Thank you very much for your answer and your time !
Each cell needs its 2 neighbours values. All my FD are in one dimensions, but … in each dimension (Yes I guess I’m not really clear) ! So I need 3 kernels, one for each dimension. (It’s a Lagrange-remap scheme, each dimension has to be handled separately, because there is a dimension-specific projection step after the lagrangian step)
Summary :
Lagrangian X => 1D FD along X
Remap X => 1D FD along X
Lagrangian Y => 1D FD along Y
Remap Y => 1D FD along Y
Lagrangian Z => 1D FD along Z
Remap Z => 1D FD along Z
What I am doing actually is to put everything in shared memory for each dimension. The point is that each cell has to :
compute a value with its 2 neighbours values
share it with neighbours
recompute a value with the new values
reshare it
compute again and write back to gmem
(each new computation needs the previous values !)
I think there is no way to do this efficiently by marching along a dimension, am I wrong ? (and without intermediate arrays !)

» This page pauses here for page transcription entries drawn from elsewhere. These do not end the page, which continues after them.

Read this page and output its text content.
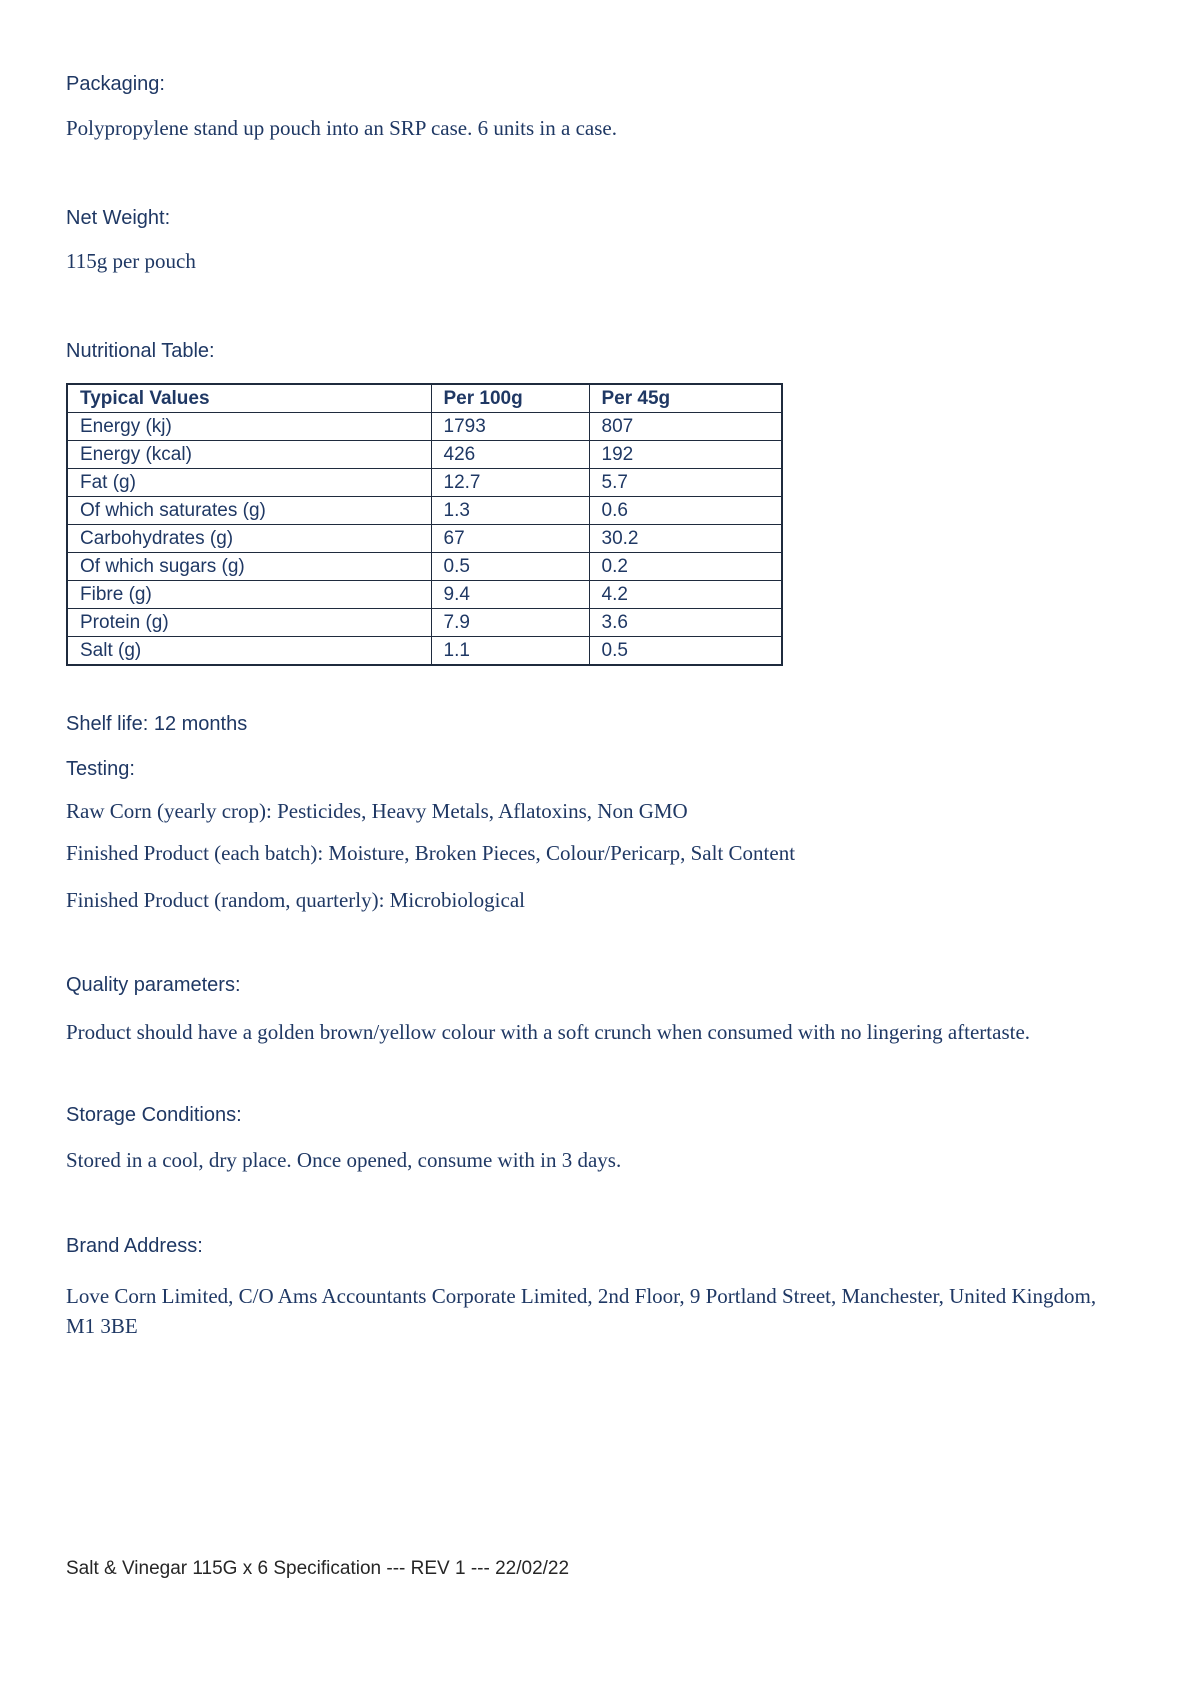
Packaging:
Polypropylene stand up pouch into an SRP case. 6 units in a case.
Net Weight:
115g per pouch
Nutritional Table:
Typical Values	Per 100g	Per 45g
Energy (kj)	1793	807
Energy (kcal)	426	192
Fat (g)	12.7	5.7
Of which saturates (g)	1.3	0.6
Carbohydrates (g)	67	30.2
Of which sugars (g)	0.5	0.2
Fibre (g)	9.4	4.2
Protein (g)	7.9	3.6
Salt (g)	1.1	0.5
Shelf life: 12 months
Testing:
Raw Corn (yearly crop): Pesticides, Heavy Metals, Aflatoxins, Non GMO
Finished Product (each batch): Moisture, Broken Pieces, Colour/Pericarp, Salt Content
Finished Product (random, quarterly): Microbiological
Quality parameters:
Product should have a golden brown/yellow colour with a soft crunch when consumed with no lingering aftertaste.
Storage Conditions:
Stored in a cool, dry place. Once opened, consume with in 3 days.
Brand Address:
Love Corn Limited, C/O Ams Accountants Corporate Limited, 2nd Floor, 9 Portland Street, Manchester, United Kingdom, M1 3BE
Salt & Vinegar 115G x 6 Specification --- REV 1 --- 22/02/22
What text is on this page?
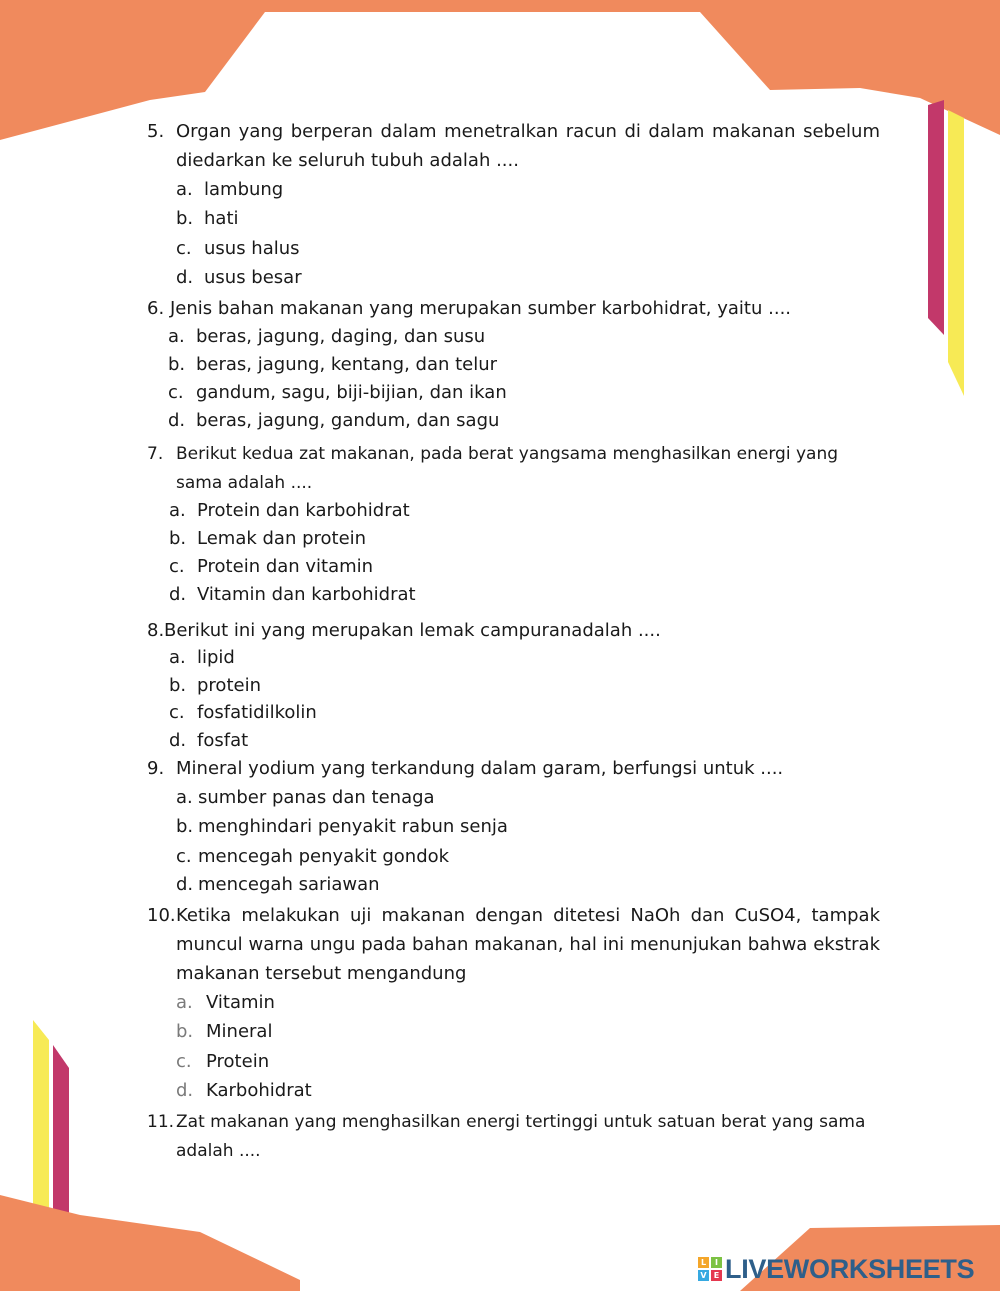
5. Organ yang berperan dalam menetralkan racun di dalam makanan sebelum diedarkan ke seluruh tubuh adalah ....
a. lambung
b. hati
c. usus halus
d. usus besar
6. Jenis bahan makanan yang merupakan sumber karbohidrat, yaitu ....
a. beras, jagung, daging, dan susu
b. beras, jagung, kentang, dan telur
c. gandum, sagu, biji-bijian, dan ikan
d. beras, jagung, gandum, dan sagu
7. Berikut kedua zat makanan, pada berat yangsama menghasilkan energi yang sama adalah ....
a. Protein dan karbohidrat
b. Lemak dan protein
c. Protein dan vitamin
d. Vitamin dan karbohidrat
8. Berikut ini yang merupakan lemak campuranadalah ....
a. lipid
b. protein
c. fosfatidilkolin
d. fosfat
9. Mineral yodium yang terkandung dalam garam, berfungsi untuk ....
a. sumber panas dan tenaga
b. menghindari penyakit rabun senja
c. mencegah penyakit gondok
d. mencegah sariawan
10. Ketika melakukan uji makanan dengan ditetesi NaOh dan CuSO4, tampak muncul warna ungu pada bahan makanan, hal ini menunjukan bahwa ekstrak makanan tersebut mengandung
a. Vitamin
b. Mineral
c. Protein
d. Karbohidrat
11. Zat makanan yang menghasilkan energi tertinggi untuk satuan berat yang sama adalah ....
L	I
V E LIVEWORKSHEETS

Having 7 arrays is indeed not a problem of latency/occupancy (I achieved 100% occupancy in all my kernels (16regs/thread + 3kb smem/block and 0 local store/load) without big troubles, with very aggressive register and smem reuse). This is a problem of intermediate data : the algorihm involved is really complex due to the intermediate data that I can’t store if I want to be efficient, and that involves multiple shares in smem
updating the density value = compute velocity at the cells’ sides : that needs : FD of velocity in the centers, FD of pressure in the centers, FD of sound speeds that are computed from another 1 FD of state var to tabulate the law and 1 FD of internal energy (that involves velocities along the 3 axes and total energy of the cell) + FD of densities
updating velocitiy = needs pressure at the sides : needs FD velocity at sides (so, as previously) + FD of pressure (and pressure has to be computed from other vars!)

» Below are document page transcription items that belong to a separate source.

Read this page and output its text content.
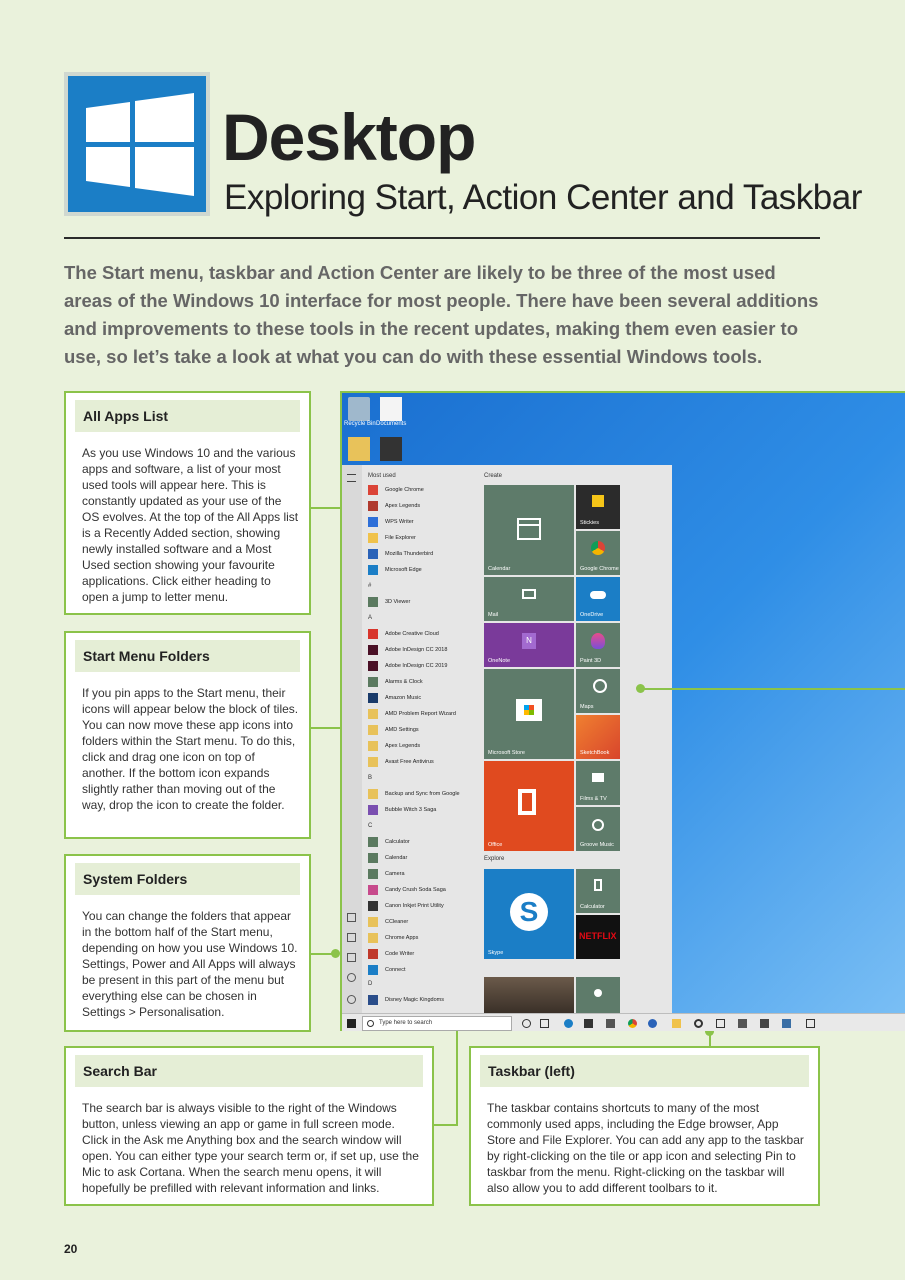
Desktop
Exploring Start, Action Center and Taskbar
The Start menu, taskbar and Action Center are likely to be three of the most used areas of the Windows 10 interface for most people. There have been several additions and improvements to these tools in the recent updates, making them even easier to use, so let’s take a look at what you can do with these essential Windows tools.
All Apps List
As you use Windows 10 and the various apps and software, a list of your most used tools will appear here. This is constantly updated as your use of the OS evolves. At the top of the All Apps list is a Recently Added section, showing newly installed software and a Most Used section showing your favourite applications. Click either heading to open a jump to letter menu.
Start Menu Folders
If you pin apps to the Start menu, their icons will appear below the block of tiles. You can now move these app icons into folders within the Start menu. To do this, click and drag one icon on top of another. If the bottom icon expands slightly rather than moving out of the way, drop the icon to create the folder.
System Folders
You can change the folders that appear in the bottom half of the Start menu, depending on how you use Windows 10. Settings, Power and All Apps will always be present in this part of the menu but everything else can be chosen in Settings > Personalisation.
Search Bar
The search bar is always visible to the right of the Windows button, unless viewing an app or game in full screen mode. Click in the Ask me Anything box and the search window will open. You can either type your search term or, if set up, use the Mic to ask Cortana. When the search menu opens, it will hopefully be prefilled with relevant information and links.
Taskbar (left)
The taskbar contains shortcuts to many of the most commonly used apps, including the Edge browser, App Store and File Explorer. You can add any app to the taskbar by right-clicking on the tile or app icon and selecting Pin to taskbar from the menu. Right-clicking on the taskbar will also allow you to add different toolbars to it.
Recycle Bin Documents
Most used
Google Chrome
Apex Legends
WPS Writer
File Explorer
Mozilla Thunderbird
Microsoft Edge
#
3D Viewer
A
Adobe Creative Cloud
Adobe InDesign CC 2018
Adobe InDesign CC 2019
Alarms & Clock
Amazon Music
AMD Problem Report Wizard
AMD Settings
Apex Legends
Avast Free Antivirus
B
Backup and Sync from Google
Bubble Witch 3 Saga
C
Calculator
Calendar
Camera
Candy Crush Soda Saga
Canon Inkjet Print Utility
CCleaner
Chrome Apps
Code Writer
Connect
D
Disney Magic Kingdoms
Create
Explore
Calendar
Stickies
Google Chrome
Mail	OneDrive
N
OneNote	Paint 3D
Microsoft Store
Maps
SketchBook
Office
Films & TV
Groove Music
S
Skype
Calculator
NETFLIX
Type here to search
20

update total energy : same data
The projection step is far more complex (need the density over 3 time steps to compute intermediate flux, velocities at sides over 2 time steps for intermediate data too)
Here I have 7 arrays : mass fraction, density, 3 velocities, total energy and another state var for the law, everything at the center of the cells. I can’t afford even storing the value at sides !
I first wanted to have feedbacks between the “overlap blocks vs. handle boundaries separately” approaches (especially incidence of misaligned accesses), not specifically to my problem.
Again, the constraints are : huge memory needs and lots of intermediate data that involve FD too !
Then, I cant figure how to apply the 3dfd sample scheme efficiently with intermediate data involving FD and without gmem, I would say that the chosen equation is just “very well suited for GPUs”, am I wrong ?
actually I achived about x75 speedup (with pciexpress bottleneck, from biXeon 3GHz to tesla c1060) so I’m really satisfied ! I’m looking for general considerations of problems involved in FD schemes, like block synchronization and memory usage (can’t write back if the neighbouring blocks need the old value). I implemented some weird tricks to solve this problem while minimizing memory usage, but I’m confused there is nothing on the web about complex FD implementations in cuda !
Does the above describe one step or 3? Or, is that computing the increasing the order in space? Could you roll in the three computations into a single one that takes the values of 6 neighbors as input? If you post pseudo-code or equations that govern this computation it might be easier to understand your case.